George told the lawmakers that on Dec. 13, TIGTA became aware of the alleged cyberattack on the Treasury Department and immediately reached out to the IRS’s Computer Security and Incident Response Center, to determine the impact on IRS operations.

Pascrell and Kelly wrote to TIGTA as well as IRS Commissioner Charles Rettig earlier this month asking about the incident. In the Senate, Finance Committee Chairman Chuck Grassley, R-Iowa, and ranking member Ron Wyden, D-Oregon, also sent a letter to the IRS asking for information earlier this month (see story).

“We are heartened that initial findings suggest that the recent cyber-attack on our government did not compromise taxpayer information lodged with the IRS,” Pascrell and Kelly said in a joint statement. “Americans should have confidence that their personal data is protected and secure. We continue to urge TIGTA, the IRS and the Treasury to be as transparent as possible with the American public on any breaches that they might subsequently find as they continue their investigations.”

Andrew Harrer/Bloomberg

The SolarWinds hack reportedly affected not only the Treasury and the IRS, but also the State Department, the Department of Homeland Security, the Defense Department, the Energy Department, the Commerce Department and the National Nuclear Security Administration. Firms such as Deloitte, Microsoft, Intel and Cisco Systems were also reportedly attacked. The hackers exploited an update of the widely used Orion network management software from Austin, Texas-based SolarWinds to infect the networks of the agencies and companies and gain entry deep inside their networks.
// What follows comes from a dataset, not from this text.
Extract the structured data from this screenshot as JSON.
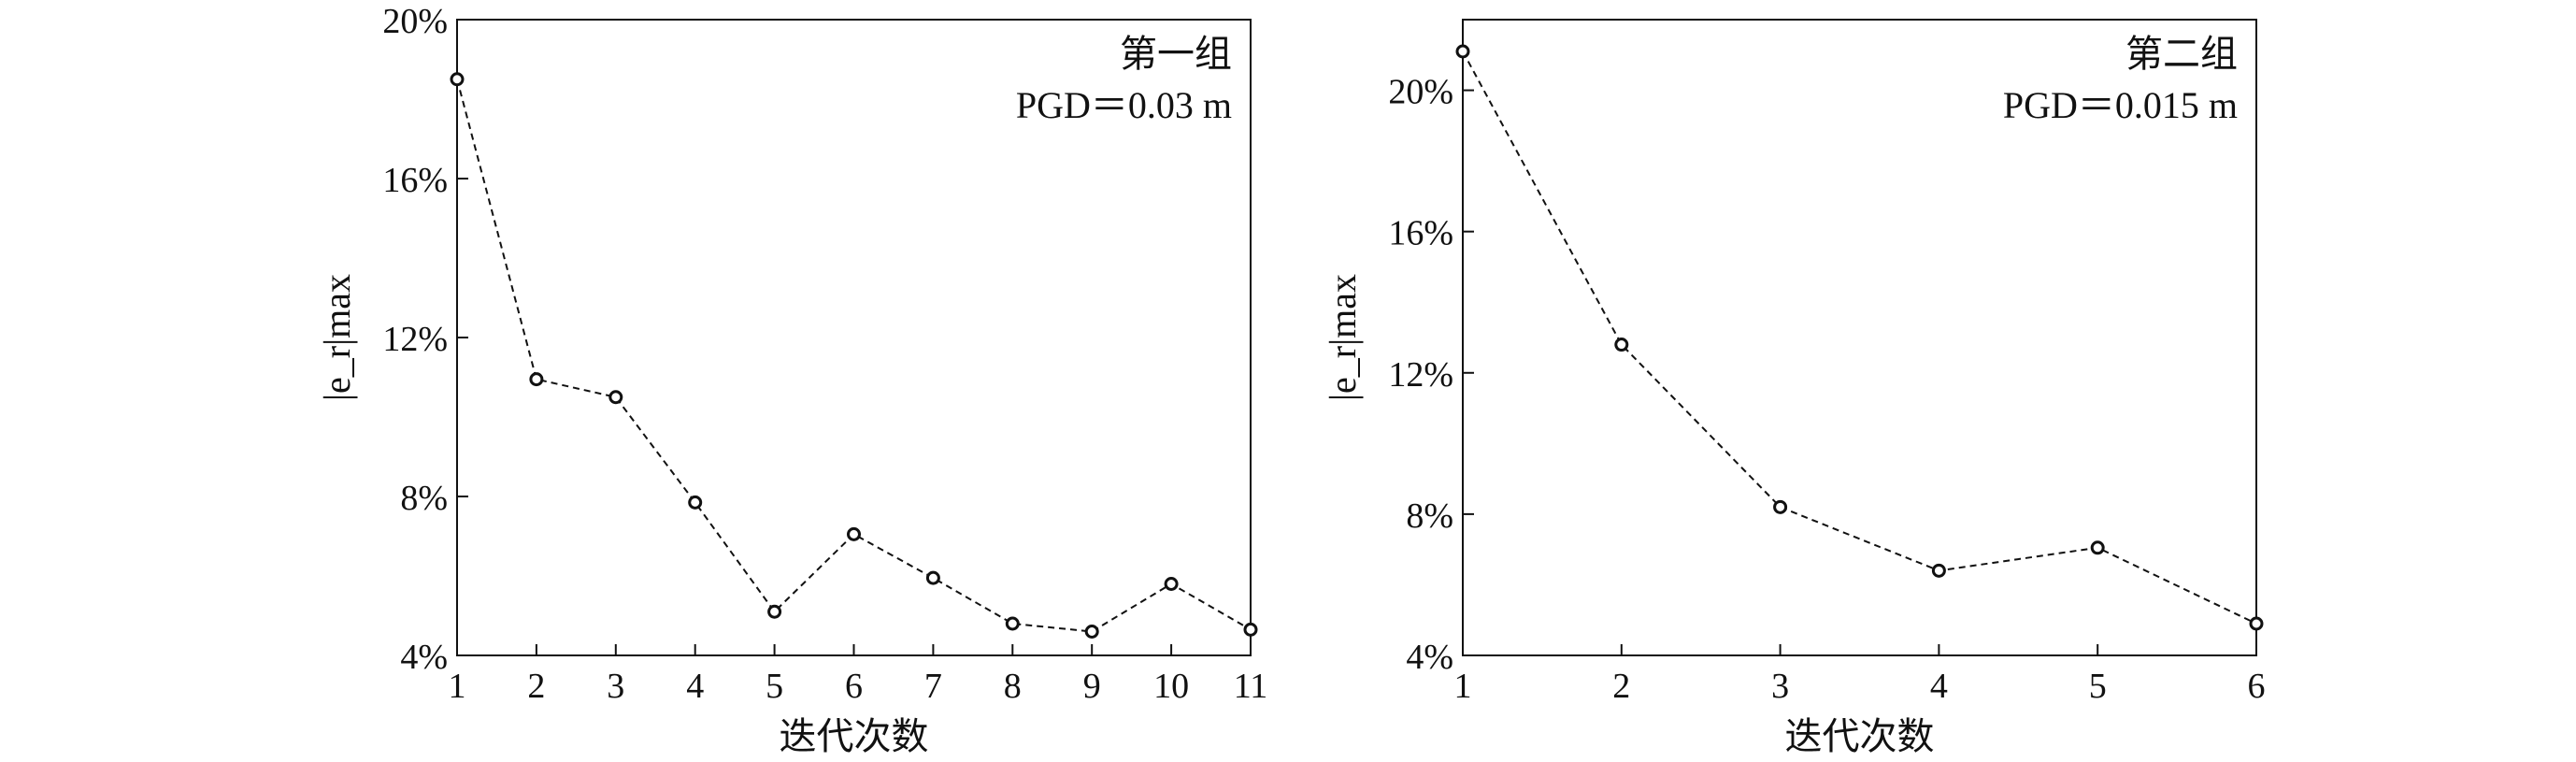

The problem wasn’t detected for months and was only uncovered when a cybersecurity firm called FireEye realized it had been breached and that the hackers had stolen the cyberintrusion tools it uses to probe its customers’ defenses. The sophistication of the attack, which breached the defenses of some of the most secure companies and government agencies in the world, has led the FBI to suspect that it was carried out by the Russian government’s foreign intelligence service, but the Russian foreign ministry has denied any involvement.